RNA - Scores of protesters chanted slogans near the entrance to the compound, with many urging freedom for the detained activist and condemning his potential extradition to the United States, Sputnik reported.
The rally took place a day after Renata Avila, lawyer and member of Assange's defence team, confirmed that the activist had been moved out of solitary confinement at the facility.
A spokesperson for the Yellow Vests movement said that hundreds had travelled from across France, including Nice, Marseilles, Montpelier, France, Lille, and other cities, to join the rally.
Activists from Belgium and Berlin, Germany, had also attended, the spokesperson said, adding that several interviews and live feeds had taken place with supporters in Australia and Mexico.
"A lot of countries have organised for Julian, such as Belgium, Austria and Switzerland, San Francisco, Denver, Toronto... Everywhere in the world for Julian, with the head of the Yellow Vests movement arriving today," the spokesperson said.
When asked why it was important for movements such as the Yellow Vests to back Assange, the spokesperson said that "if Julian goes down", the same could potentially happen for "democracy, egalitarianism and the truth".
She added, "That's why he is being persecuted, because he's a threat to those in charge of our countries. They're afraid of that, and they don't want Julian to be released."
It was very important for "true journalism and freedom of expression, media and the press", to speak up for Assange, which was the "beginning of many posibilities for us", the spokesperson concluded.
A spokeswoman from the Committee to Defend Julian Assange said that the rallies were special because of the Yellow Vests travelling "in large numbers all the way from France".
"They've shown people in this country and in Europe what it is to have a struggle," she said.
The Yellow Vests had "continuously" supported Assange because his case was "absolutely critical for the defence of democratic rights", the spokeswoman added.
She said, "He is a journalist and publisher, and is being persecuted by the USA and the British government." He's in Belmarsh on no conviction whatsoever and is still just in there, awaiting extradition, with his case beginning in February.
She added that unless other journalists and parliamentarians "who have been entirely silent on his case" supported Assange, it would be difficult to secure his freedom.
She said, "Even the United Nations [Working Group on Arbitrary Detention] said that he has been tortured, and they still haven't said anything. I think the British establishment and its supporters are a disgrace, and the people here today know what democracy is.
The spokeswoman concluded, stating that Assange's supporters would "fight as much as we can" to defend him, "secure his freedom and stop attacks on free speech and the free press".
UK authorities were granted permission in April last year by the Lenin Moreno administration in Ecuador to forcefully detain Assange, with the activist later being sentenced to 50 weeks in jail for breaching bail conditions.

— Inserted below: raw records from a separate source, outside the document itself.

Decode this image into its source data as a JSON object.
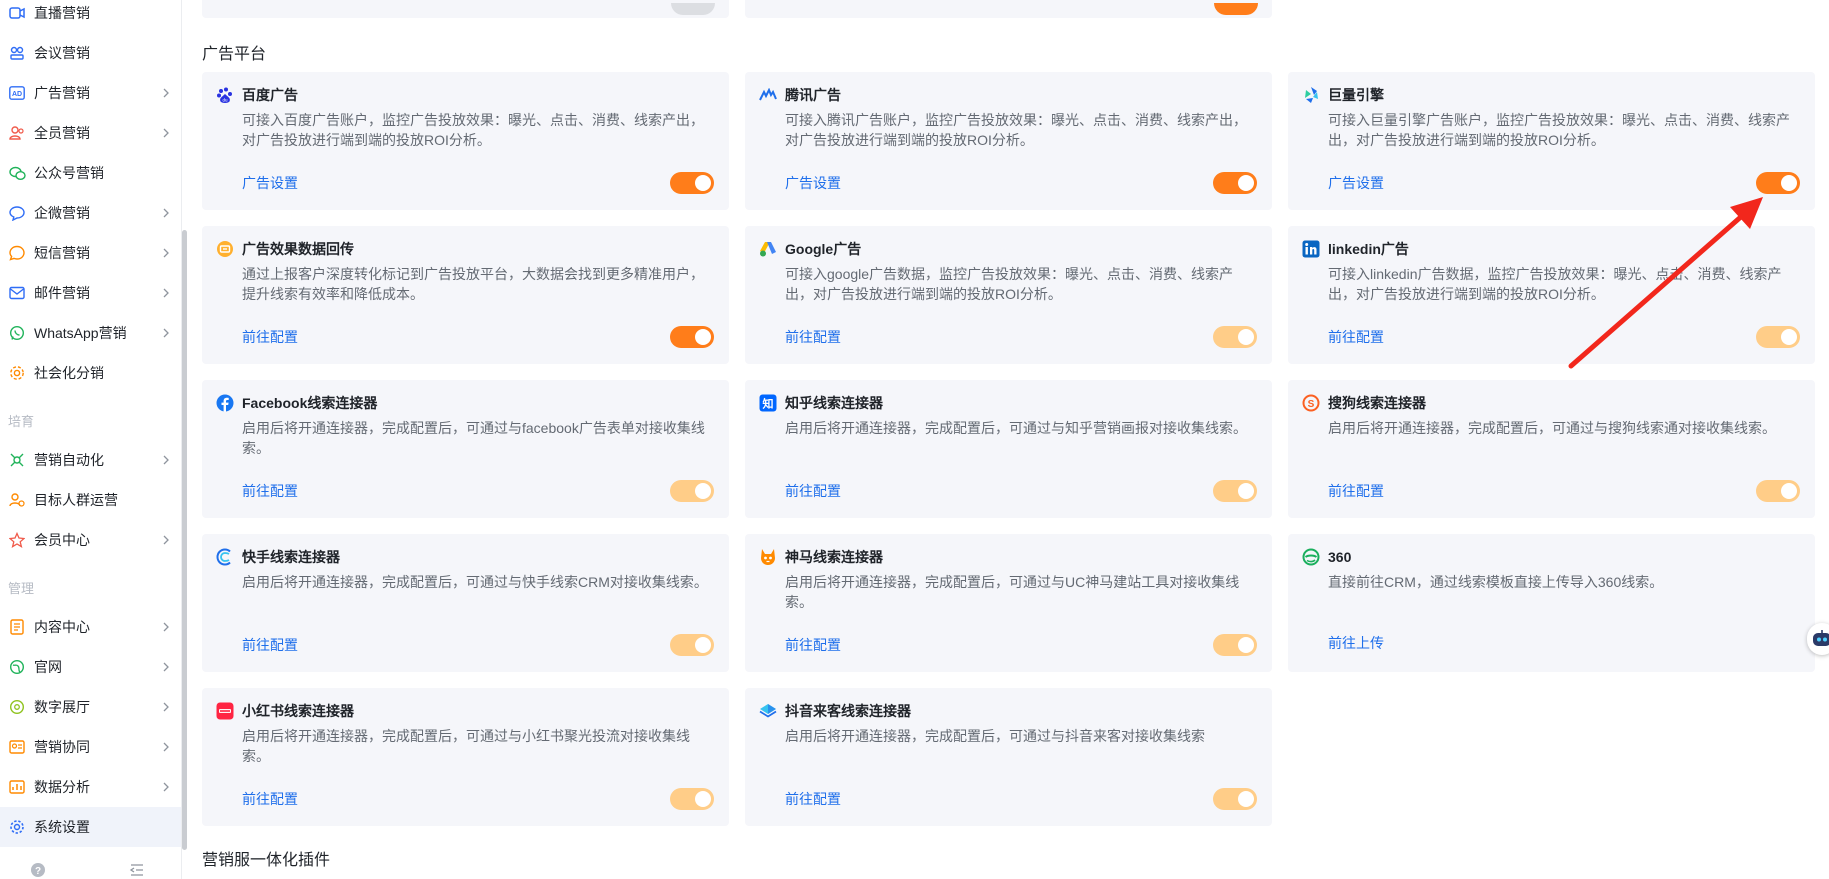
{
  "sidebar": {
    "items": [
      {
        "label": "直播营销",
        "icon": "video-icon",
        "chevron": false,
        "color": "#2f6df6"
      },
      {
        "label": "会议营销",
        "icon": "meeting-icon",
        "chevron": false,
        "color": "#2f6df6"
      },
      {
        "label": "广告营销",
        "icon": "ad-icon",
        "chevron": true,
        "color": "#2f6df6"
      },
      {
        "label": "全员营销",
        "icon": "people-icon",
        "chevron": true,
        "color": "#f05a4a"
      },
      {
        "label": "公众号营销",
        "icon": "wechat-icon",
        "chevron": false,
        "color": "#20b35a"
      },
      {
        "label": "企微营销",
        "icon": "chat-icon",
        "chevron": true,
        "color": "#2f6df6"
      },
      {
        "label": "短信营销",
        "icon": "sms-icon",
        "chevron": true,
        "color": "#ff8a00"
      },
      {
        "label": "邮件营销",
        "icon": "mail-icon",
        "chevron": true,
        "color": "#2f6df6"
      },
      {
        "label": "WhatsApp营销",
        "icon": "whatsapp-icon",
        "chevron": true,
        "color": "#20b35a"
      },
      {
        "label": "社会化分销",
        "icon": "distribution-icon",
        "chevron": false,
        "color": "#ff8a00"
      },
      {
        "label": "营销自动化",
        "icon": "automation-icon",
        "chevron": true,
        "color": "#20b35a"
      },
      {
        "label": "目标人群运营",
        "icon": "audience-icon",
        "chevron": false,
        "color": "#ff8a00"
      },
      {
        "label": "会员中心",
        "icon": "member-icon",
        "chevron": true,
        "color": "#f05a4a"
      },
      {
        "label": "内容中心",
        "icon": "content-icon",
        "chevron": true,
        "color": "#ff8a00"
      },
      {
        "label": "官网",
        "icon": "website-icon",
        "chevron": true,
        "color": "#20b35a"
      },
      {
        "label": "数字展厅",
        "icon": "showroom-icon",
        "chevron": true,
        "color": "#8fc31f"
      },
      {
        "label": "营销协同",
        "icon": "collab-icon",
        "chevron": true,
        "color": "#ff8a00"
      },
      {
        "label": "数据分析",
        "icon": "analytics-icon",
        "chevron": true,
        "color": "#ff8a00"
      },
      {
        "label": "系统设置",
        "icon": "gear-icon",
        "chevron": false,
        "color": "#2f6df6"
      }
    ],
    "sections": {
      "nurture": "培育",
      "manage": "管理"
    }
  },
  "main": {
    "section_ad_platform": "广告平台",
    "section_plugins": "营销服一体化插件",
    "cards": [
      {
        "title": "百度广告",
        "desc": "可接入百度广告账户，监控广告投放效果：曝光、点击、消费、线索产出，对广告投放进行端到端的投放ROI分析。",
        "link": "广告设置",
        "toggle": "on",
        "icon": "baidu-icon"
      },
      {
        "title": "腾讯广告",
        "desc": "可接入腾讯广告账户，监控广告投放效果：曝光、点击、消费、线索产出，对广告投放进行端到端的投放ROI分析。",
        "link": "广告设置",
        "toggle": "on",
        "icon": "tencent-ads-icon"
      },
      {
        "title": "巨量引擎",
        "desc": "可接入巨量引擎广告账户，监控广告投放效果：曝光、点击、消费、线索产出，对广告投放进行端到端的投放ROI分析。",
        "link": "广告设置",
        "toggle": "on",
        "icon": "ocean-engine-icon"
      },
      {
        "title": "广告效果数据回传",
        "desc": "通过上报客户深度转化标记到广告投放平台，大数据会找到更多精准用户，提升线索有效率和降低成本。",
        "link": "前往配置",
        "toggle": "on",
        "icon": "data-return-icon"
      },
      {
        "title": "Google广告",
        "desc": "可接入google广告数据，监控广告投放效果：曝光、点击、消费、线索产出，对广告投放进行端到端的投放ROI分析。",
        "link": "前往配置",
        "toggle": "dim",
        "icon": "google-ads-icon"
      },
      {
        "title": "linkedin广告",
        "desc": "可接入linkedin广告数据，监控广告投放效果：曝光、点击、消费、线索产出，对广告投放进行端到端的投放ROI分析。",
        "link": "前往配置",
        "toggle": "dim",
        "icon": "linkedin-icon"
      },
      {
        "title": "Facebook线索连接器",
        "desc": "启用后将开通连接器，完成配置后，可通过与facebook广告表单对接收集线索。",
        "link": "前往配置",
        "toggle": "dim",
        "icon": "facebook-icon"
      },
      {
        "title": "知乎线索连接器",
        "desc": "启用后将开通连接器，完成配置后，可通过与知乎营销画报对接收集线索。",
        "link": "前往配置",
        "toggle": "dim",
        "icon": "zhihu-icon"
      },
      {
        "title": "搜狗线索连接器",
        "desc": "启用后将开通连接器，完成配置后，可通过与搜狗线索通对接收集线索。",
        "link": "前往配置",
        "toggle": "dim",
        "icon": "sogou-icon"
      },
      {
        "title": "快手线索连接器",
        "desc": "启用后将开通连接器，完成配置后，可通过与快手线索CRM对接收集线索。",
        "link": "前往配置",
        "toggle": "dim",
        "icon": "kuaishou-icon"
      },
      {
        "title": "神马线索连接器",
        "desc": "启用后将开通连接器，完成配置后，可通过与UC神马建站工具对接收集线索。",
        "link": "前往配置",
        "toggle": "dim",
        "icon": "shenma-icon"
      },
      {
        "title": "360",
        "desc": "直接前往CRM，通过线索模板直接上传导入360线索。",
        "link": "前往上传",
        "toggle": "none",
        "icon": "360-icon"
      },
      {
        "title": "小红书线索连接器",
        "desc": "启用后将开通连接器，完成配置后，可通过与小红书聚光投流对接收集线索。",
        "link": "前往配置",
        "toggle": "dim",
        "icon": "xiaohongshu-icon"
      },
      {
        "title": "抖音来客线索连接器",
        "desc": "启用后将开通连接器，完成配置后，可通过与抖音来客对接收集线索",
        "link": "前往配置",
        "toggle": "dim",
        "icon": "douyin-laike-icon"
      }
    ]
  },
  "colors": {
    "accent": "#1f6feb",
    "toggle_on": "#ff7d1a",
    "toggle_dim": "#ffcd88",
    "card_bg": "#f5f6fa",
    "annotation_arrow": "#f2271c"
  }
}
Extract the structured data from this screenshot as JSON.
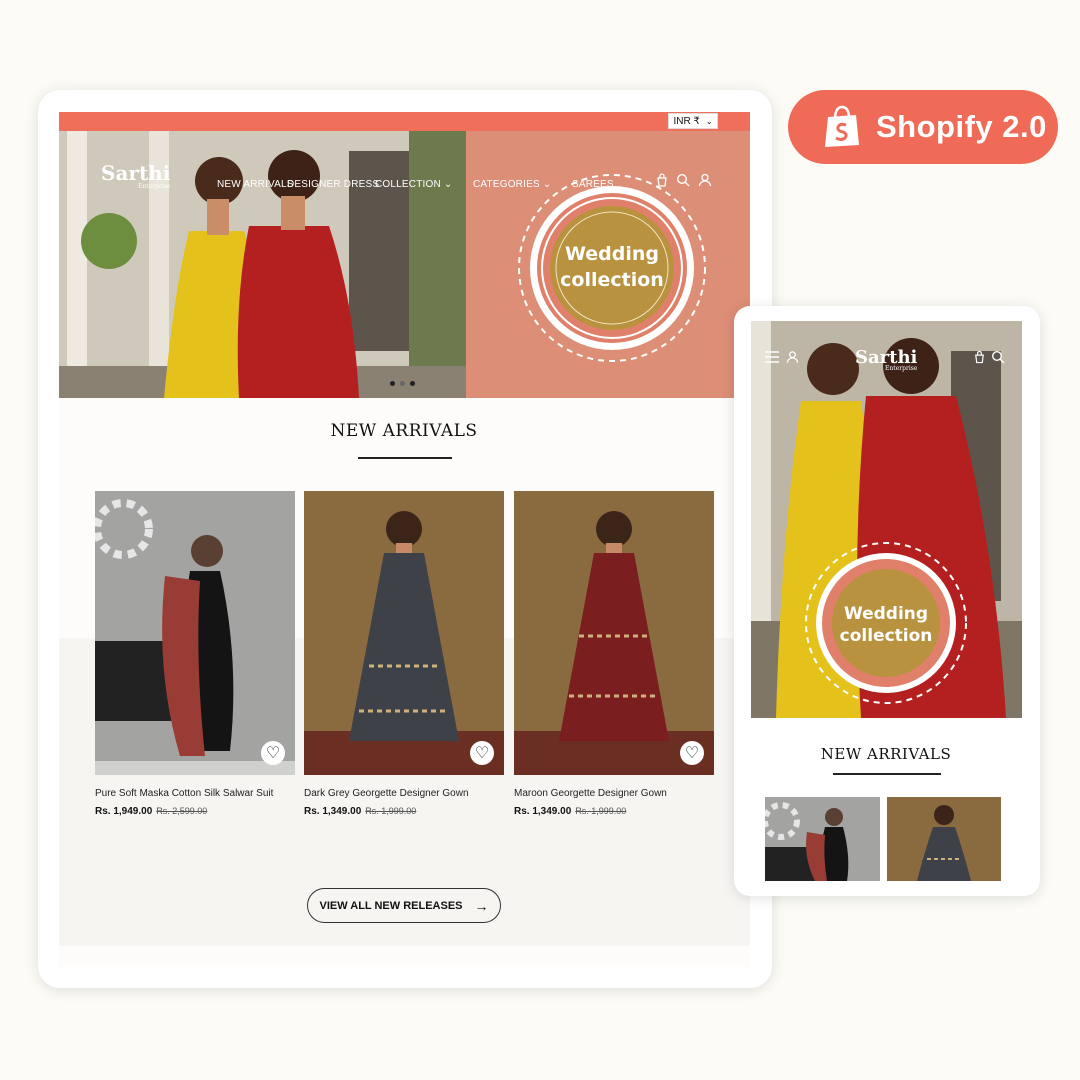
{
  "colors": {
    "accent": "#ef6f5b",
    "banner": "#dd8e76",
    "medallion": "#b8923e"
  },
  "badge": {
    "label": "Shopify 2.0",
    "icon": "shopify-bag-icon"
  },
  "desktop": {
    "currency": {
      "label": "INR ₹"
    },
    "logo": {
      "name": "Sarthi",
      "tagline": "Enterprise"
    },
    "nav": [
      "NEW ARRIVALS",
      "DESIGNER DRESS",
      "COLLECTION",
      "CATEGORIES",
      "SAREES"
    ],
    "hero": {
      "line1": "Wedding",
      "line2": "collection",
      "slides": 3
    },
    "section_title": "NEW ARRIVALS",
    "products": [
      {
        "name": "Pure Soft Maska Cotton Silk Salwar Suit",
        "price": "Rs. 1,949.00",
        "compare": "Rs. 2,599.00"
      },
      {
        "name": "Dark Grey Georgette Designer Gown",
        "price": "Rs. 1,349.00",
        "compare": "Rs. 1,999.00"
      },
      {
        "name": "Maroon Georgette Designer Gown",
        "price": "Rs. 1,349.00",
        "compare": "Rs. 1,999.00"
      }
    ],
    "view_all": "VIEW ALL NEW RELEASES"
  },
  "mobile": {
    "logo": {
      "name": "Sarthi",
      "tagline": "Enterprise"
    },
    "hero": {
      "line1": "Wedding",
      "line2": "collection"
    },
    "section_title": "NEW ARRIVALS"
  }
}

The US Department of Justice charged the Wikileaks founder under the 1917 Espionage, with Assange potentially facing up to 175 years in prison for publishing classified documents exposing war crimes during the US invasions and occupations of Iraq and Afghanistan.
Hearings on whether to extradite the Australian journalist to the US were also divided at Westminster Magistrates' Court in London, with one set to take place on February 24 and a second on May 18.